Berberine, an isoquinoline alkaloid, has a wide range of pharmacological effects, including anti-inflammation. It has been reported that berberine inhibits experimental colitis through inhibition of IL-8, and that inhibitory effect of berberine on inflammatory cytokine expression is mediated through peroxisome proliferator activated receptor (PPAR)-γ. In this study, we examined the effects and action mechanism of berberine on the tumor necrosis factor (TNF)-α-induced monocyte adhesion to HT29 human colonic epithelial cells, which is commonly used as an in vitro model of inflammatory bowel disease (IBD). Berberine significantly inhibited the TNF-α-induced monocyte adhesion to HT29, which is similar to the effect of PDTC, a nuclear factor (NF)-κB inhibitor. However, ciglitazone and GW, the ligands of PPAR-γ, did not suppress the TNF-α-induced monocyte adhesion to HT29 cells.
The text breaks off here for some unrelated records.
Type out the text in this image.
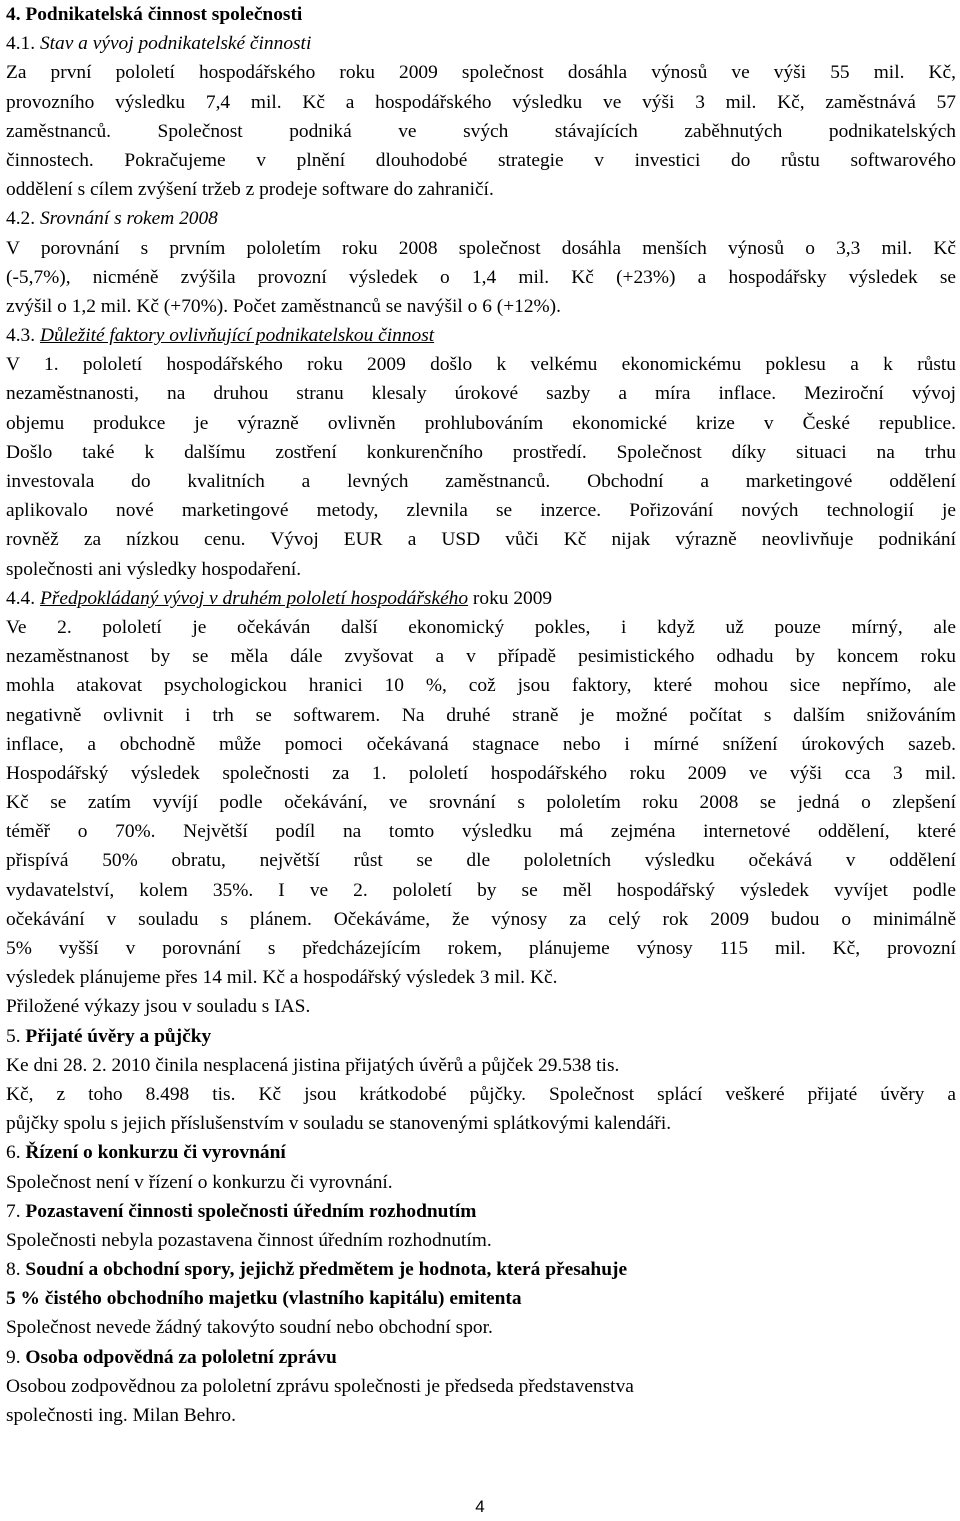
4. Podnikatelská činnost společnosti

4.1. Stav a vývoj podnikatelské činnosti

Za první pololetí hospodářského roku 2009 společnost dosáhla výnosů ve výši 55 mil. Kč,

provozního výsledku 7,4 mil. Kč a hospodářského výsledku ve výši 3 mil. Kč, zaměstnává 57

zaměstnanců. Společnost podniká ve svých stávajících zaběhnutých podnikatelských

činnostech. Pokračujeme v plnění dlouhodobé strategie v investici do růstu softwarového

oddělení s cílem zvýšení tržeb z prodeje software do zahraničí.

4.2. Srovnání s rokem 2008

V porovnání s prvním pololetím roku 2008 společnost dosáhla menších výnosů o 3,3 mil. Kč

(-5,7%), nicméně zvýšila provozní výsledek o 1,4 mil. Kč (+23%) a hospodářsky výsledek se

zvýšil o 1,2 mil. Kč (+70%). Počet zaměstnanců se navýšil o 6 (+12%).

4.3. Důležité faktory ovlivňující podnikatelskou činnost

V 1. pololetí hospodářského roku 2009 došlo k velkému ekonomickému poklesu a k růstu

nezaměstnanosti, na druhou stranu klesaly úrokové sazby a míra inflace. Meziroční vývoj

objemu produkce je výrazně ovlivněn prohlubováním ekonomické krize v České republice.

Došlo také k dalšímu zostření konkurenčního prostředí. Společnost díky situaci na trhu

investovala do kvalitních a levných zaměstnanců. Obchodní a marketingové oddělení

aplikovalo nové marketingové metody, zlevnila se inzerce. Pořizování nových technologií je

rovněž za nízkou cenu. Vývoj EUR a USD vůči Kč nijak výrazně neovlivňuje podnikání

společnosti ani výsledky hospodaření.

4.4. Předpokládaný vývoj v druhém pololetí hospodářského roku 2009

Ve 2. pololetí je očekáván další ekonomický pokles, i když už pouze mírný, ale

nezaměstnanost by se měla dále zvyšovat a v případě pesimistického odhadu by koncem roku

mohla atakovat psychologickou hranici 10 %, což jsou faktory, které mohou sice nepřímo, ale

negativně ovlivnit i trh se softwarem. Na druhé straně je možné počítat s dalším snižováním

inflace, a obchodně může pomoci očekávaná stagnace nebo i mírné snížení úrokových sazeb.

Hospodářský výsledek společnosti za 1. pololetí hospodářského roku 2009 ve výši cca 3 mil.

Kč se zatím vyvíjí podle očekávání, ve srovnání s pololetím roku 2008 se jedná o zlepšení

téměř o 70%. Největší podíl na tomto výsledku má zejména internetové oddělení, které

přispívá 50% obratu, největší růst se dle pololetních výsledku očekává v oddělení

vydavatelství, kolem 35%. I ve 2. pololetí by se měl hospodářský výsledek vyvíjet podle

očekávání v souladu s plánem. Očekáváme, že výnosy za celý rok 2009 budou o minimálně

5% vyšší v porovnání s předcházejícím rokem, plánujeme výnosy 115 mil. Kč, provozní

výsledek plánujeme přes 14 mil. Kč a hospodářský výsledek 3 mil. Kč.

Přiložené výkazy jsou v souladu s IAS.

5. Přijaté úvěry a půjčky

Ke dni 28. 2. 2010 činila nesplacená jistina přijatých úvěrů a půjček 29.538 tis.

Kč, z toho 8.498 tis. Kč jsou krátkodobé půjčky. Společnost splácí veškeré přijaté úvěry a

půjčky spolu s jejich příslušenstvím v souladu se stanovenými splátkovými kalendáři.

6. Řízení o konkurzu či vyrovnání

Společnost není v řízení o konkurzu či vyrovnání.

7. Pozastavení činnosti společnosti úředním rozhodnutím

Společnosti nebyla pozastavena činnost úředním rozhodnutím.

8. Soudní a obchodní spory, jejichž předmětem je hodnota, která přesahuje

5 % čistého obchodního majetku (vlastního kapitálu) emitenta

Společnost nevede žádný takovýto soudní nebo obchodní spor.

9. Osoba odpovědná za pololetní zprávu

Osobou zodpovědnou za pololetní zprávu společnosti je předseda představenstva

společnosti ing. Milan Behro.

4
In addition, TNF-α-induced chemokine expression and NF-κB transcriptional activity were significantly inhibited by berberine in a concentration-dependent manner. The results suggest that inhibitory effect of berberine on colitis is mediated through suppression of NF-κB and NF-κB-dependent chemokine expression.